Si la population accepte de modifier la Constitution cantonale, Genève sera le premier canton à inscrire cette interdiction dans sa loi fondamentale.

La Constitution genevoise doit-elle contenir un article interdisant les symboles de haine dans l’espace public? La population du canton du bout du lac est appelée à répondre à cette question le 9 juin prochain.

«Genève serait le premier canton à introduire une telle interdiction dans sa Constitution», espère Thomas Bläsi, conseiller national UDC (GE), ancien député au Grand Conseil genevois et à l’origine du texte soumis à votation populaire.

«La Suisse est l’un des rares pays d’Europe qui n’interdit pas l’utilisation de symboles nazis.» Conséquence selon lui: les sites qui en vendent sont nombreux. «Or afficher ces symboles ne représente pas uniquement un signe de ralliement pour tous ceux qui partagent l’idéologie nazie, mais cela heurte toute une partie de la population qui, en raison de son origine ou de son orientation sexuelle, a été ou aurait pu être victime des crimes nazis», estime Thomas Bläsi.

Un grand-père résistant

Le député porte dans son histoire familiale l’héritage de la répression nazie. «Mon grand-père a été résistant en France, avant d’être déporté. Il est ensuite devenu aide de camp du général de Gaulle, explique-t-il. Il s’est ensuite engagé pour que l’on n’oublie pas les crimes des nazis et c’est dans ce contexte que j’ai grandi.»

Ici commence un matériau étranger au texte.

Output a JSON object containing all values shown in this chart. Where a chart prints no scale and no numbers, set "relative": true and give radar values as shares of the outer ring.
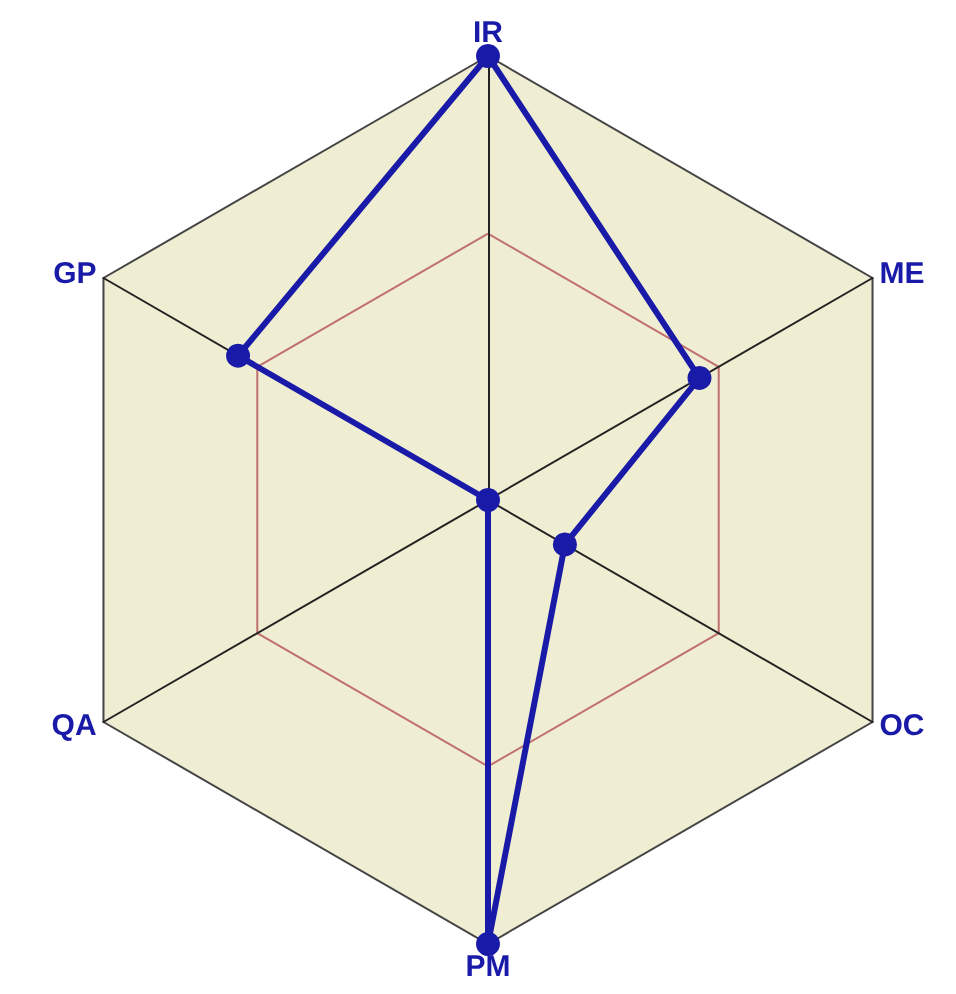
{
  "chart_data": {
    "type": "radar",
    "relative": true,
    "categories": [
      "IR",
      "ME",
      "OC",
      "PM",
      "QA",
      "GP"
    ],
    "series": [
      {
        "color": "#1a1aa8",
        "values": [
          1,
          0.55,
          0.2,
          1,
          0,
          0.65
        ]
      }
    ],
    "marker": "circle",
    "line_style": "solid"
  }
}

Soutenue dans un premier temps par toutes les formations politiques, l’UDC – son parti – a modifié sa position. C’est à Yves Nidegger, député au Grand Conseil et ancien conseiller national, que l’on doit cette volte-face.

 

«Genève serait le premier canton à introduire une telle interdiction dans sa Constitution»
Thomas Bläsi

«Contrairement à la motion votée au Conseil national la semaine dernière, le canton de Genève entend inscrire non pas dans la loi mais dans la Constitution cantonale une interdiction d’ordre général concernant tous les symboles de haine, constate l’élu. Or les travaux fédéraux en Commission des affaires juridiques, auxquels j’ai participé, ont démontré qu’il était très difficile d’établir une nomenclature des symboles à interdire, la liste étant soit arbitraire, soit interminable.»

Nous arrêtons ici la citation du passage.